As students move through the middle school, the overall program challenges students to clarify their understanding of ideas and information, and it presents them with experiences that cultivate their ability to articulate their ideas — often a first step in taking a leadership role. Projects such as 8th grade “MaD” (Making a Difference), in which students research a current issue they care about and prepare a persuasive proposal of a solution to a problem, is a good example. In another forum, regular HomeBase activities, such as the recent “Intent vs Impact” discussions, help students reflect on how their daily actions and words impact their community and invite them to act in specific ways out of that new understanding. Other leadership-skills cultivation opportunities are optional, such as the invitation we extend to all students to design and launch a new club during activities period. This last example offers students the experience of working through a protocol in order to realize their idea.
There are formal, more active types of leadership, and there are less formal, more everyday types of leadership. At D-E, both types are emphasized and taught through our advisory program, grade meetings and discussions, assembly program and in many other ways as well. While specific formal opportunities vary by grade, they generally increase as students become older, culminating with a rich variety of committee, club, event, curriculum and general planning leadership opportunities in 8th grade. Some of the more formal leadership committees students can act on in middle school include the Arts Council, the Pep Rally Committee, and the Honor Code Committee, to name a few. Students also take a leadership role as Admissions Buddies, Open House Guides, sports team captains, and in the service learning projects coordinated at each grade level.
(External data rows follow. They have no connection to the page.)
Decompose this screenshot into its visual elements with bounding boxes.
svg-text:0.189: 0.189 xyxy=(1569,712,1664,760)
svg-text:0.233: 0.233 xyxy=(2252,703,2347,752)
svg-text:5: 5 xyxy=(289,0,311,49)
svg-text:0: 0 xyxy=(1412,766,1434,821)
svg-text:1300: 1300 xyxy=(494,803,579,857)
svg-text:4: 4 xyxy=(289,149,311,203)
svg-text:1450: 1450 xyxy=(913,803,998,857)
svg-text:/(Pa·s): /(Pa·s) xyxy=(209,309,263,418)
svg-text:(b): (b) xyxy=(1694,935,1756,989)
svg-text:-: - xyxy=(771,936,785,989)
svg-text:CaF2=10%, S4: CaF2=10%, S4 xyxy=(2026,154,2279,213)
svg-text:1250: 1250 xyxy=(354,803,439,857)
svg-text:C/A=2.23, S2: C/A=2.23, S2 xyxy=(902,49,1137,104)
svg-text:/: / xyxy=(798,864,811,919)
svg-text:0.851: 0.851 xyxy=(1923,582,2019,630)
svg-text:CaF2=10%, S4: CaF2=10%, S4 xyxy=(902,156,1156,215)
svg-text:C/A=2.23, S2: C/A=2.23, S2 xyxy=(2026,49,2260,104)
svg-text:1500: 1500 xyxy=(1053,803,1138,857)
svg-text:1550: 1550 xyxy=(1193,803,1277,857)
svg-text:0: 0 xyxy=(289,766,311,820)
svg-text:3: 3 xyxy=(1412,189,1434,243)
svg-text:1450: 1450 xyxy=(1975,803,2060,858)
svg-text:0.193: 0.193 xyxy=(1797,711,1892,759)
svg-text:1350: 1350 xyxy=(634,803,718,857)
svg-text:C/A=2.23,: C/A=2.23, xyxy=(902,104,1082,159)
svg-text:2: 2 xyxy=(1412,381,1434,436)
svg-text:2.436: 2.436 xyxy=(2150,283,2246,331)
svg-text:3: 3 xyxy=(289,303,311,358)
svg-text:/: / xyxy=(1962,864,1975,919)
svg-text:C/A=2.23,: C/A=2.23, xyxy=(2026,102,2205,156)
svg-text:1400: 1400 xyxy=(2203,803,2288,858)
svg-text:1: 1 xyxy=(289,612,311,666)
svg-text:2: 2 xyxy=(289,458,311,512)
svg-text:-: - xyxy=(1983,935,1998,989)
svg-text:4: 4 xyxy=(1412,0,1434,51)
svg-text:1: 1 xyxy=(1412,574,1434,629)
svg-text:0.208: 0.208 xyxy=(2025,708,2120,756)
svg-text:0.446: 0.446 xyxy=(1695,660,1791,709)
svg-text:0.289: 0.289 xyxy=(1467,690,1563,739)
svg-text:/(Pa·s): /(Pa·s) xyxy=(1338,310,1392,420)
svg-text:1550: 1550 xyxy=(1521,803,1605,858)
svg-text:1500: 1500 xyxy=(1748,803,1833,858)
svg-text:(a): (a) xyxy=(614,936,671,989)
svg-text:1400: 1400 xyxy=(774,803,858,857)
Student choice and voice is very important to us, and it shows. To be a middle schooler at D-E is to have an active role in shaping your own experience and the experiences of your classmates. Cultivating leadership and nurturing skills and habits of leadership is a thread that runs through everything we do. Opportunities to practice leadership at every level of skill and commitment are available to all because this is a community of future leaders whom we expect to “meet the challenge of a changing world and make it better.”